In the world of IT solutions, compatibility is key. Kevin Pennington, executive vice president of HR for Fiserv Inc., realized this when he joined the information management and electronic-commerce systems provider and found it a complex enterprise of more than 70 component companies with proprietary products and a culture of competition. Achieving a balance between assimilation and recognition of the businesses that built Fiserv into a $4.5 billion company, Pennington introduced enterprise-wide values in 2009.
What was the Fiserv culture like before you implemented enterprise-wide values?
Kevin Pennington: We used to be an autonomous set of 77 companies made up of more than 150 acquisitions. The business units did what they needed to make a profit but didn’t care if they were competing with sister companies. Independence and self-reliance are some of our strengths, but were also hindering the way we worked together, so the challenge was to shift how we collaborated without losing those strengths. We began by refocusing our portfolio on financial services and technology, and dropping health care and insurance solutions. Then we took a cohesive approach to our company culture through a focus on new enterprise-wide values.
How did changes in your industry affect your decision to unify the companies?

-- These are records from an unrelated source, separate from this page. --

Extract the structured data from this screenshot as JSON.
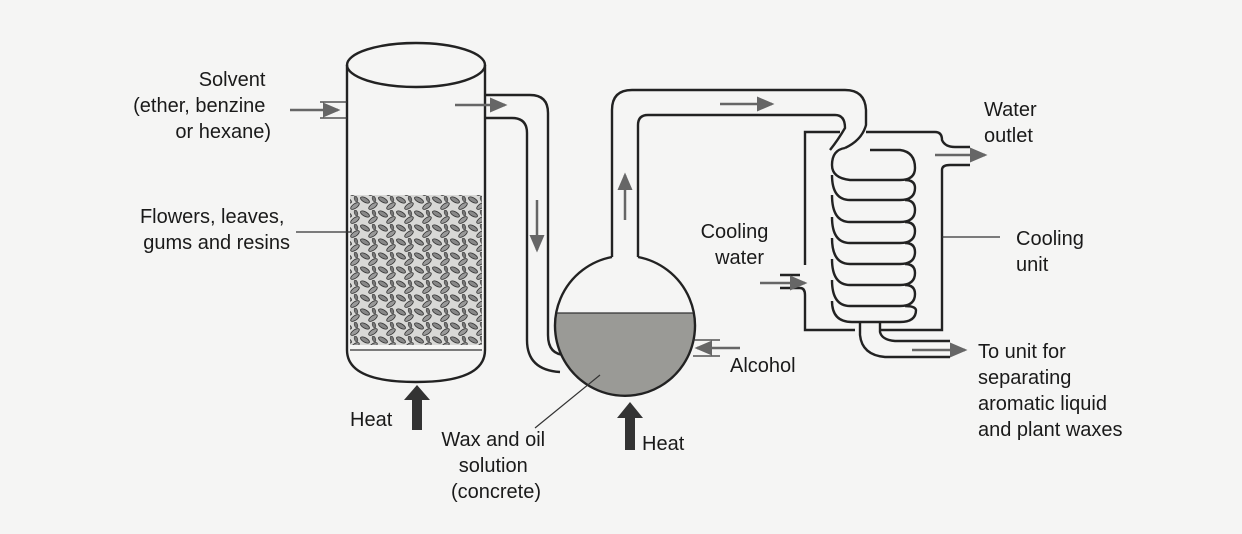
{
  "title": "Solvent extraction of plant aromatics",
  "labels": {
    "solvent": [
      "Solvent",
      "(ether, benzine",
      "or hexane)"
    ],
    "flowers": [
      "Flowers, leaves,",
      "gums and resins"
    ],
    "heat_left": "Heat",
    "heat_right": "Heat",
    "wax": [
      "Wax and oil",
      "solution",
      "(concrete)"
    ],
    "cooling_water": [
      "Cooling",
      "water"
    ],
    "alcohol": "Alcohol",
    "water_outlet": [
      "Water",
      "outlet"
    ],
    "cooling_unit": [
      "Cooling",
      "unit"
    ],
    "to_unit": [
      "To unit for",
      "separating",
      "aromatic liquid",
      "and plant waxes"
    ]
  },
  "colors": {
    "liquid": "#9a9a96",
    "line": "#222222",
    "arrow": "#666666"
  }
}
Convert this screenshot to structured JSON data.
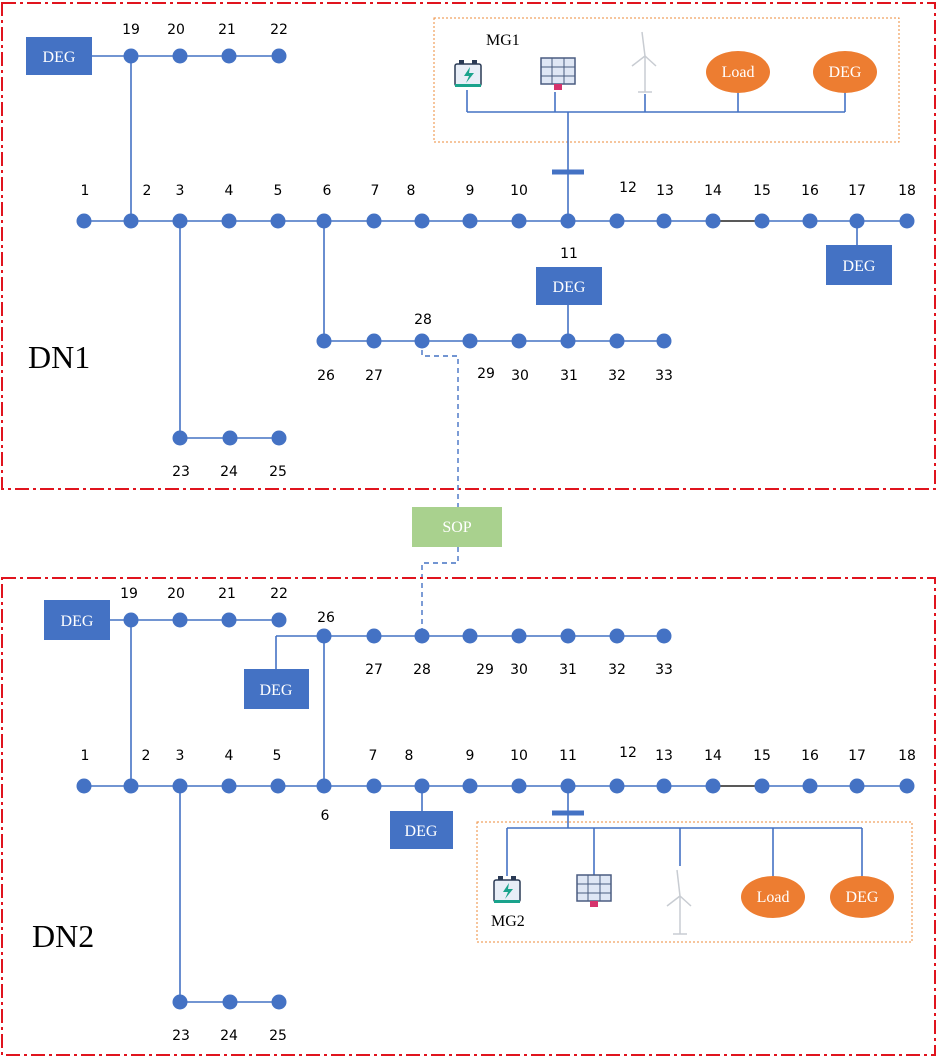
{
  "colors": {
    "node": "#4472c4",
    "line": "#4472c4",
    "region_border": "#e0141e",
    "deg_box": "#4472c4",
    "deg_text": "#ffffff",
    "load_fill": "#ed7d31",
    "mg_border": "#ed8b3a",
    "sop_fill": "#a9d18e",
    "black_line": "#222222"
  },
  "dn1": {
    "label": "DN1",
    "bus_labels": [
      "1",
      "2",
      "3",
      "4",
      "5",
      "6",
      "7",
      "8",
      "9",
      "10",
      "11",
      "12",
      "13",
      "14",
      "15",
      "16",
      "17",
      "18",
      "19",
      "20",
      "21",
      "22",
      "23",
      "24",
      "25",
      "26",
      "27",
      "28",
      "29",
      "30",
      "31",
      "32",
      "33"
    ],
    "deg_label": "DEG",
    "mg": {
      "label": "MG1",
      "icons": [
        "battery-icon",
        "solar-panel-icon",
        "wind-turbine-icon"
      ],
      "load_label": "Load",
      "deg_label": "DEG"
    }
  },
  "dn2": {
    "label": "DN2",
    "bus_labels": [
      "1",
      "2",
      "3",
      "4",
      "5",
      "6",
      "7",
      "8",
      "9",
      "10",
      "11",
      "12",
      "13",
      "14",
      "15",
      "16",
      "17",
      "18",
      "19",
      "20",
      "21",
      "22",
      "23",
      "24",
      "25",
      "26",
      "27",
      "28",
      "29",
      "30",
      "31",
      "32",
      "33"
    ],
    "deg_label": "DEG",
    "mg": {
      "label": "MG2",
      "icons": [
        "battery-icon",
        "solar-panel-icon",
        "wind-turbine-icon"
      ],
      "load_label": "Load",
      "deg_label": "DEG"
    }
  },
  "sop": {
    "label": "SOP"
  }
}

Pennington: After 26 years of double-digit earnings per share growth, we owe our tradition of high performance to financial solutions, driven by an analysis of our markets and where clients needed us to be. They needed us to reduce costs and, since the crash in 2008, our clients have been under pressure to increase revenue. We shifted our business to align specifically to these market demands with integrated solutions that support the reinvention of the financial-services industry.
What guiding principles helped you develop the enterprise culture?
Pennington: We wanted to maintain a focus on the client and improving the experience of our clients’ customers experience. That starts with knowing the client’s business and what role Fiserv can play in improving performance. Finally, we wanted our leaders to drive the culture by demonstrating and expecting accountability, collaboration, courage, engagement, and execution.
What challenges did you have to overcome?
Pennington: Most of our people grew up in start-up or highly entrepreneurial environments that were very focused, self-contained businesses where they could talk to whomever they needed by walking down the hall. Now the organization has become more complicated because of the interdependency demanded by our clients. It’s a bit like an interstate highway system. When each company had its own infrastructure, or “highway,” it could design products to work on those channels. Unifying requires products and people to think, work, and act differently across businesses. Technology is helping us to speed that transition, but it’s an evolution, not a revolution, because the cost, complexity, and risk to do so are high. We also have to deal with those businesses we continue to acquire. It’s a little bit like fixing a flat while you’re going down the road. You have to transform the business without destroying your current strengths or affecting current performance.
What role did Globoforce play in the transition? How did its influence change employee recognition at Fiserv?
Pennington: Earlier this year we enhanced our recognition process. We had very few recognition programs that allowed peer-to-peer or peer-to-peers recognition, and nothing that allowed you to give an award to someone outside of your business. We created one inclusive, web-based recognition program that broadly promotes and acknowledges associate achievement of and commitment to all the Fiserv Values. With the establishment of this enterprise program, we promote recognition, equity, and consistency to help increase associate engagement and loyalty, which in turn enhances the company’s overall performance.
What systems have to be in place for a transition like this to be successful?
Pennington: From the top, leadership and governance have to drive engagement among employees. Objectives must be clear, from what you expect from your people to how they can achieve it. And there must be a focus on what differentiates the company and gives it a competitive advantage. For Fiserv, that’s the client experience.
Employees can only operate in an environment created by the top. We’re cultivating that environment through leadership training and development, coaching on a daily basis, and identifying and encouraging the behaviors we believe define a high-achieving team. Many of our employees have, for 25 years, been creating a financially vibrant business that they’re proud of. We wouldn’t be engaging them if we just treated everything they did to get us here as if it were wrong. We have to honor and respect their strengths and help people begin thinking about growth through deeper relationships with clients in addition to acquisition or new clients. We’re always looking to increase our market share, but people aren’t forming banks at the rate they once did, so the real opportunities for growth for us are with those clients we already have.
How would you advise other HR executives taking on a similar task of assimilating companies under a single culture?
Pennington: It’s a journey of successive phases, not an overnight transformation. You must find the strengths of your organization and leverage them for the future, keeping in mind they may need to be lived differently. Each business unit can maintain its own sources of uniqueness on the local level. What must be universal is the understanding of what practices and strategies will be beneficial to the company overall and a commitment to them by the component parts.